Hydraulic jumps occur at the sudden transition from supercritical to subcritical flows. They are characterised by three-dimensional motions, instabilities and strong flow aeration. Due to the large energy dissipation capacity, hydraulic jumps are widely used in energy dissipators downstream of flow conveyance structures. The complexity of hydraulic jumps has fascinated researchers for centuries and numerous experimental studies provided important insights into the hydraulic jump phenomenon. However, the energy dissipation processes associated with complex three-dimensional motions and interactions of entrained air with the flow turbulence are still poorly understood due to limitations in experimental techniques. Herein, novel technologies were applied in the present study to enhance the current understanding of free-surface dynamics and three-dimensional motions inside fully aerated hydraulic jumps. Extensive experiments were conducted at the UNSW Water Research Laboratory in large-scale open channel flow facilities for fully and partially developed inflow conditions upstream of the hydraulic jumps.

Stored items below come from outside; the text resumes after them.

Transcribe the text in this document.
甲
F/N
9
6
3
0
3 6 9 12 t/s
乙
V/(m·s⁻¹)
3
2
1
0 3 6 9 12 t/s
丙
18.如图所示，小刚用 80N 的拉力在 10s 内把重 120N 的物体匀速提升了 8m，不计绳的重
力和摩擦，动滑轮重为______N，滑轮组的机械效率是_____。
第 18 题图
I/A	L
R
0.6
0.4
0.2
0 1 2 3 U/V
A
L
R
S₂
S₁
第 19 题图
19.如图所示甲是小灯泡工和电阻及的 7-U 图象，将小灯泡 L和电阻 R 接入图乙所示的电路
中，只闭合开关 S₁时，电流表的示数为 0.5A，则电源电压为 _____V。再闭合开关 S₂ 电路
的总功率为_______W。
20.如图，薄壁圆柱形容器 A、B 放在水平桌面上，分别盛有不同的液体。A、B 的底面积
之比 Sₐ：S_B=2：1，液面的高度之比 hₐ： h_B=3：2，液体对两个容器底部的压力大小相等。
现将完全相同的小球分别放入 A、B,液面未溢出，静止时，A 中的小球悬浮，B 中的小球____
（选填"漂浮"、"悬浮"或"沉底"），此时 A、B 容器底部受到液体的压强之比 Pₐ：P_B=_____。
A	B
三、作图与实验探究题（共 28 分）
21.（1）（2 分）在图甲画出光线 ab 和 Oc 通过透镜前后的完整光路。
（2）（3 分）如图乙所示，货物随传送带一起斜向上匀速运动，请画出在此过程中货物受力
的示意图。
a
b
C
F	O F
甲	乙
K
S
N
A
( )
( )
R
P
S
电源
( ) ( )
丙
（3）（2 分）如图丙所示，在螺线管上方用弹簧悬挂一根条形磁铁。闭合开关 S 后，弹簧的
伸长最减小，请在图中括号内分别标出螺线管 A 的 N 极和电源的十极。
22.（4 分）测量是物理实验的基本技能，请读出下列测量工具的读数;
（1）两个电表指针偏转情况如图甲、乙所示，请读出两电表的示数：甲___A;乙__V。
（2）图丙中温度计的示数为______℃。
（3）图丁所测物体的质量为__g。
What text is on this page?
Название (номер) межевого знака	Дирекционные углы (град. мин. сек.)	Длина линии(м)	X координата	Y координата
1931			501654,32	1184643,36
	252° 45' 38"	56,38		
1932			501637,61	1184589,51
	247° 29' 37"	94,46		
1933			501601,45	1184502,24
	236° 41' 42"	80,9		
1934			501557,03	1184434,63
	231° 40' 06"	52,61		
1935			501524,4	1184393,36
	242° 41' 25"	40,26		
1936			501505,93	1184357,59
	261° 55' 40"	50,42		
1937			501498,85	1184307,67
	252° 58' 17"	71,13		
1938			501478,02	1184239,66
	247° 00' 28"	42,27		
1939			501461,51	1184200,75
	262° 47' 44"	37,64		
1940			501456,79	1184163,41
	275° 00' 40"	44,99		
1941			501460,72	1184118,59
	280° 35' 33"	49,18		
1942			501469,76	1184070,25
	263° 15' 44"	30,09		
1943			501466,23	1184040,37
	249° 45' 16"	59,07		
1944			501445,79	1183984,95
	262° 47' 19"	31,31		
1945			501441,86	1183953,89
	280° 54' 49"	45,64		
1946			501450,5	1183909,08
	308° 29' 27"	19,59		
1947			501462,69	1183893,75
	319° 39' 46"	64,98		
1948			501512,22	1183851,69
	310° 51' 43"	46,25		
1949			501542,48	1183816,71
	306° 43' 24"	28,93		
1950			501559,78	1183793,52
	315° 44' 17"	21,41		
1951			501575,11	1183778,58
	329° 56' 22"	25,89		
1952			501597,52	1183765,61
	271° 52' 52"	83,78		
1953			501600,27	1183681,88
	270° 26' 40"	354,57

Distributions of air-water flow properties were measured with state-of-the-art double-tip conductivity probes identifying a strong effect of the inflow conditions on the flow aeration resulting in larger void fractions and bubble count rates for fully developed inflow conditions. World-first use of LIDAR technology in fully aerated hydraulics jumps provided the most detailed information of time-varying free-surface features and jump toe movements to date. The results highlighted the strong effect of the jump toe oscillations on the free-surface fluctuations, characteristic frequencies and turbulent scales. Unique measurements of internal three-dimensional motions in hydraulic jumps were conducted with a submerged sphere connected to a six-axis load cell. The results provided the first direct measurements of transverse and vertical motions inside hydraulic jumps highlighting the strong three-dimensionality of the internal motions and the need to consider flow processes in all directions to better understand the complex dynamics of hydraulic jumps. The combination of the new experimental results provided the most detailed picture of the dissipative flow processes inside hydraulic jumps to date. The study demonstrated that the use of advanced instrumentation can provide new insights into complex hydraulic phenomena such as hydraulic jumps.